This still image provided by NASA shows astronauts Jack Fischer, left, and Peggy Whitson on a spacewalk outside the International Space Station on Friday, May 12, 2017.
Whitson and Fischer were to replace a large avionics box responsible for supplying electricity, data connections and replacement hardware outside of the space station.
The astronauts also completed additional tasks to install a connector that will route data to a device called the Alpha Magnetic Spectrometer, fix insulation at the connecting point of the Japanese robotic arm, and install a protective shield on the Pressurised Mating Adapter-3, which will host a new worldwide docking port for the arrival of commercial crew spacecraft. She already held the record for most spacewalks executed by a female astronaut. NASA TV coverage begins at 5:30 AM CDT.
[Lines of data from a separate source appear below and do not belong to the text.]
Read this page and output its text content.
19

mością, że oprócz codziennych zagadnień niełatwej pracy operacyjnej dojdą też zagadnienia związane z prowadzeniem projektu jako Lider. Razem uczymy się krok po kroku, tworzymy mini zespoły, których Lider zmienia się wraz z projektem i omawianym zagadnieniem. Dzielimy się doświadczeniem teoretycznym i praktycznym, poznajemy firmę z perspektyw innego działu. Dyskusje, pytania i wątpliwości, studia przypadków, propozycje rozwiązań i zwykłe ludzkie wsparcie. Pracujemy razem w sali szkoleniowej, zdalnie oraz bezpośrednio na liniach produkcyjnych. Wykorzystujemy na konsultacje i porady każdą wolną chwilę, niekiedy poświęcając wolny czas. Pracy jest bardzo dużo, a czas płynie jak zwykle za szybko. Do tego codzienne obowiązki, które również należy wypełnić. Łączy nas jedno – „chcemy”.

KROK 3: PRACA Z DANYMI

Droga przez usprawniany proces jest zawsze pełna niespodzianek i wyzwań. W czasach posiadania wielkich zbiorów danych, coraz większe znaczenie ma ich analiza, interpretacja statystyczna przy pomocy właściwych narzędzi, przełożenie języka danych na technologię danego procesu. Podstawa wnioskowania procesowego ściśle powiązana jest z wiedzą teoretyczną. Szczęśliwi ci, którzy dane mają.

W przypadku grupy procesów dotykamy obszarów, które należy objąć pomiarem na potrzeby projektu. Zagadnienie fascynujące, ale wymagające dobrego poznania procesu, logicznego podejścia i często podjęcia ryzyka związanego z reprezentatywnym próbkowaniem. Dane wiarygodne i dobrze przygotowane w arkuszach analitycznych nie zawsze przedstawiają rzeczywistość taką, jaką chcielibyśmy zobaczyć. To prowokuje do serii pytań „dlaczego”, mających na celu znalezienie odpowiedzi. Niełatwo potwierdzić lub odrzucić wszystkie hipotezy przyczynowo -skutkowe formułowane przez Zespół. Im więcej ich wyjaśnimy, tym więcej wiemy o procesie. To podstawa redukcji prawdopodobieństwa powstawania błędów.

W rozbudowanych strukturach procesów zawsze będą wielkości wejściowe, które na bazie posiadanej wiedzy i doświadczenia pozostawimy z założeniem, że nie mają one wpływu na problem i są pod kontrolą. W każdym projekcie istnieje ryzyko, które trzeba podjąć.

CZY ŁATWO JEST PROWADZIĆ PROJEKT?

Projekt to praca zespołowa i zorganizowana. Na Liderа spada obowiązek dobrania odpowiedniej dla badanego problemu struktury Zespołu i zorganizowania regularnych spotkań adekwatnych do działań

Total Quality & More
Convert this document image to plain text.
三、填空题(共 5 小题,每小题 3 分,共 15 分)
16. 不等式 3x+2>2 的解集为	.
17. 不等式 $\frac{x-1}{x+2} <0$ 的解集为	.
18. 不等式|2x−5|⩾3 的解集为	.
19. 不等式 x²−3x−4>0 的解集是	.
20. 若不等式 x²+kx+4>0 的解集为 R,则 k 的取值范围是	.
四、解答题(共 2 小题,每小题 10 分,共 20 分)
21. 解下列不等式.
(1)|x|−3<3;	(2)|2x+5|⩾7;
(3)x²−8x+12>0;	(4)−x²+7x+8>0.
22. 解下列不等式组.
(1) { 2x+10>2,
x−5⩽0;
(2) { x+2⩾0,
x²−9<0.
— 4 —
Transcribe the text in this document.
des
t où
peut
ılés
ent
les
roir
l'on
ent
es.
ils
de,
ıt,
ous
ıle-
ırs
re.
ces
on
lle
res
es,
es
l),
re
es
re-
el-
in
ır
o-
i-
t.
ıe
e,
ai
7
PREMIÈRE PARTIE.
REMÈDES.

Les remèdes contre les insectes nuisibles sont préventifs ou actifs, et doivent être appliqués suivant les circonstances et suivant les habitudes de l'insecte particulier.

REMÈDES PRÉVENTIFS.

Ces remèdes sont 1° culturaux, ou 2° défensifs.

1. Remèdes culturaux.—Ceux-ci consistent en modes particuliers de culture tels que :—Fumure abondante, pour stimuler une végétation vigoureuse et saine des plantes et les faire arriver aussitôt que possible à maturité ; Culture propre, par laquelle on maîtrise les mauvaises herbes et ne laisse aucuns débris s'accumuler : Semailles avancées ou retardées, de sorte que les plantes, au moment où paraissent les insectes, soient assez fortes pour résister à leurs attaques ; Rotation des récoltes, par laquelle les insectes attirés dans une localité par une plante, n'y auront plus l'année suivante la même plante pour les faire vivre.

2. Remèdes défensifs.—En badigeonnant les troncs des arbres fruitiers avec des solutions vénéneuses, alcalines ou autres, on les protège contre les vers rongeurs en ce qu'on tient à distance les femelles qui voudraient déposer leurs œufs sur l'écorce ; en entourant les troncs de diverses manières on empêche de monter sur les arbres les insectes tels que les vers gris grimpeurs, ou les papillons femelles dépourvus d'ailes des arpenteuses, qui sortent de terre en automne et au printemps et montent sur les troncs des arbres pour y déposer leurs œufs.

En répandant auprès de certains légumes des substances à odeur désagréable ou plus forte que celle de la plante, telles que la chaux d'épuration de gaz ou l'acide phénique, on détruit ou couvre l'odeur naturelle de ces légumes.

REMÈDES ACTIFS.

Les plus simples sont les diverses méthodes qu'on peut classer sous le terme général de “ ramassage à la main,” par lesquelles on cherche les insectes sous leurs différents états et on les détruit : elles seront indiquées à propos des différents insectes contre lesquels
The glitch affected equipment known as the servicing and cooling umbilical (SCU), which supplies power and oxygen to the spacesuits worn by veteran United States astronaut Peggy Whitson and her rookie counterpart, Jack Fischer.
Astronaut Thomas Pesquet representing the European Space Agency will assist the spacewalkers from inside the station.
Astronauts Peggy Whitson and Flight Engineer Jack Fischer perform the 200th spacewalk at the International Space Station. Find us on Facebook too!
NASA Rookie flier Jack Fischer overcame an equipment glitch to complete a stunner of a spacewalk
Astronauts kicked off space station construction in orbit in 1998.
Watch the spacewalk live from NASA's website here.
Fischer was also able to install a protective shield and a foot restraint on PMA-3, an attachment that will help commercial craft dock with the station via a future International Docking Adaptor. However, due to the delay at the beginning of the mission, some of the secondary tasks of the spacewalk might have to be canceled.
Whitson, who was making the ninth spacewalk of her career, could often be heard chuckling at Fischer's exclamations.
"It is a huge honor to work with all of you".
Whitson and Fischer completed the first and most important spacewalk task faster than usual. "It's humbling to be a part of their legacy".